Selam gençler!
Nabersiniz? Jodie Foster, The Guardian’a verdiği bir röportajda, Z-neslini ne kadar desteklese de ( zaten 20’lerinde iki oğlu var) onları kimi zaman gıcık bulduğunu söyledi. Çalışma etiği ve profesyonellik konularında bu jenerasyonu eksik gördüğünü irdeledi. Bazı insanlar genel olarak gıcık. O gıcıklığı bir nesil ile bağdaştırmak ne kadar doğru emin değilim. Bir de bu söylemler yüzünden gerçekten sınırlarını sağlıklı bir şekilde çizmeye çalışan, sorumluluk sahibi z-nesli de güme gidiyor gibi hissediyorum. Bu konuda ne düşünüyorsunuz?

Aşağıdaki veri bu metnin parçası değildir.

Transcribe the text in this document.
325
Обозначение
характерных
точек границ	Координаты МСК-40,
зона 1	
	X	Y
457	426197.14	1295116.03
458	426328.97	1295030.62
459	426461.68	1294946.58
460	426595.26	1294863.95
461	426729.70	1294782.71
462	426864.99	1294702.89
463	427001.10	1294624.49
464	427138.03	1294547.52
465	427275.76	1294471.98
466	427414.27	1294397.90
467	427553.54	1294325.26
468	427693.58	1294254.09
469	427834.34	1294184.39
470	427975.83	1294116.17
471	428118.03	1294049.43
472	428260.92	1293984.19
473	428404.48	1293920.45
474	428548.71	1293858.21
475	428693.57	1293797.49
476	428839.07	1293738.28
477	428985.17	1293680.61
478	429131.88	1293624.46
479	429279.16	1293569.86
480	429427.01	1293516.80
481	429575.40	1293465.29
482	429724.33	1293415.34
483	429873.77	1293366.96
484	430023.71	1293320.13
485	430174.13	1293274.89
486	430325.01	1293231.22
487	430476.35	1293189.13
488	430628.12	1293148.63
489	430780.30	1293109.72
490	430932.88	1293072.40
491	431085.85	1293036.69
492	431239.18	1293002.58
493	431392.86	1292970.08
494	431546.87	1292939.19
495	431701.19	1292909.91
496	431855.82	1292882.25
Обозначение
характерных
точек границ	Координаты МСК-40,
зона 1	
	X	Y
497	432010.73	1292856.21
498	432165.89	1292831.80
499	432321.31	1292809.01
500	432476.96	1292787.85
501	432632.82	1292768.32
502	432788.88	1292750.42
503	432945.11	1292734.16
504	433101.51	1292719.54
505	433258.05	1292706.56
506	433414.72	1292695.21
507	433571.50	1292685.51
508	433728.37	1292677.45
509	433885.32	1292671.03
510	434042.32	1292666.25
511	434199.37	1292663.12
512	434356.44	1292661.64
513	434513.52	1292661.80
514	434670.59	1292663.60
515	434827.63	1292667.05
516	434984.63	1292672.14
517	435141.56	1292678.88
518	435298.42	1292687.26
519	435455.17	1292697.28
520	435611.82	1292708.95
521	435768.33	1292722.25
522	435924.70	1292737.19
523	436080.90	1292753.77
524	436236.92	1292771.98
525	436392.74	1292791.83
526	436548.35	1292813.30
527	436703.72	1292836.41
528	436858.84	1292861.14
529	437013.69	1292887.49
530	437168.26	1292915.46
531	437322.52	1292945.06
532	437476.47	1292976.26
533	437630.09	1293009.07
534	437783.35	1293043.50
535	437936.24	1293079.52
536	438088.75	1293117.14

Sonuçta, çoğumuz, sorumsuz davranmak ya da keyfimizce geç kalmak değil, sağlıklı bir iş-hayat dengesini istiyoruz. Hatalı mıyım? Bence değilim…
Bu hafta nelerimiz var?
Ocak ayının temasında çalışma, meslek, hobiler ve tutkular üzerine düşünüyoruz. Ülkenin ekonomisi malum ‘nanay,’ yeni asgari ücret olmuş 17,002 TL, derken bu ocak ayını hepimize ‘kalbimin orta yerinde, bu nasıl cumhuriyet seninki nasıl bir hakimiyet BEN ANLAMADIM,’ dedirten iş-güç teması ile açalım dedik. Ama merak etmeyin, bu hafta işini güzel yapan ve solo sergisini açan bir 20’liği ziyaret ediyoruz. O sergiden ilham ile bir şeyler karalıyorum. Bence 20’liğin ilk senesinde çok yazdığım, ‘Haftanın Halleri’ tadında bir yazıyı özlemiştik. Ne dersiniz?
Unutmadan → okuyucu anketimizi doldurmayı unutmayın
O zaman bakalım bu hafta neler var?
💌 Bir kalbin hâlleri: Ürünlere atfettiğimiz anlamlar ve o ürünleri bırakabilmek üzere.
🌝Siz bir de bize sorun: Yeni bir serimiz var! Tanıtalım, tanışalım.
Asgari ücretin sonundaki 2 TL* gibi alakasız kalabildiğiniz, rahat bir gün diliyorum.
Sevgiler
Yasmin
*O 2TL’nin nedeni, asgari ücretin günlük hesaplanmasıymış. Yine de mantıklı gelmedi değil mi? Bana da. Sözelci olmak bunu gerektirir.
Bu benimdi, artık değil.
Berk Kır’ın sergisinin bana verdiği ilham ile çıkan bir yazı. Ve sanırım en sevdiğim lambama bir aşk mektubu.
Yazı:
En son bırakmaya kıyamadığınız eşyanız neydi?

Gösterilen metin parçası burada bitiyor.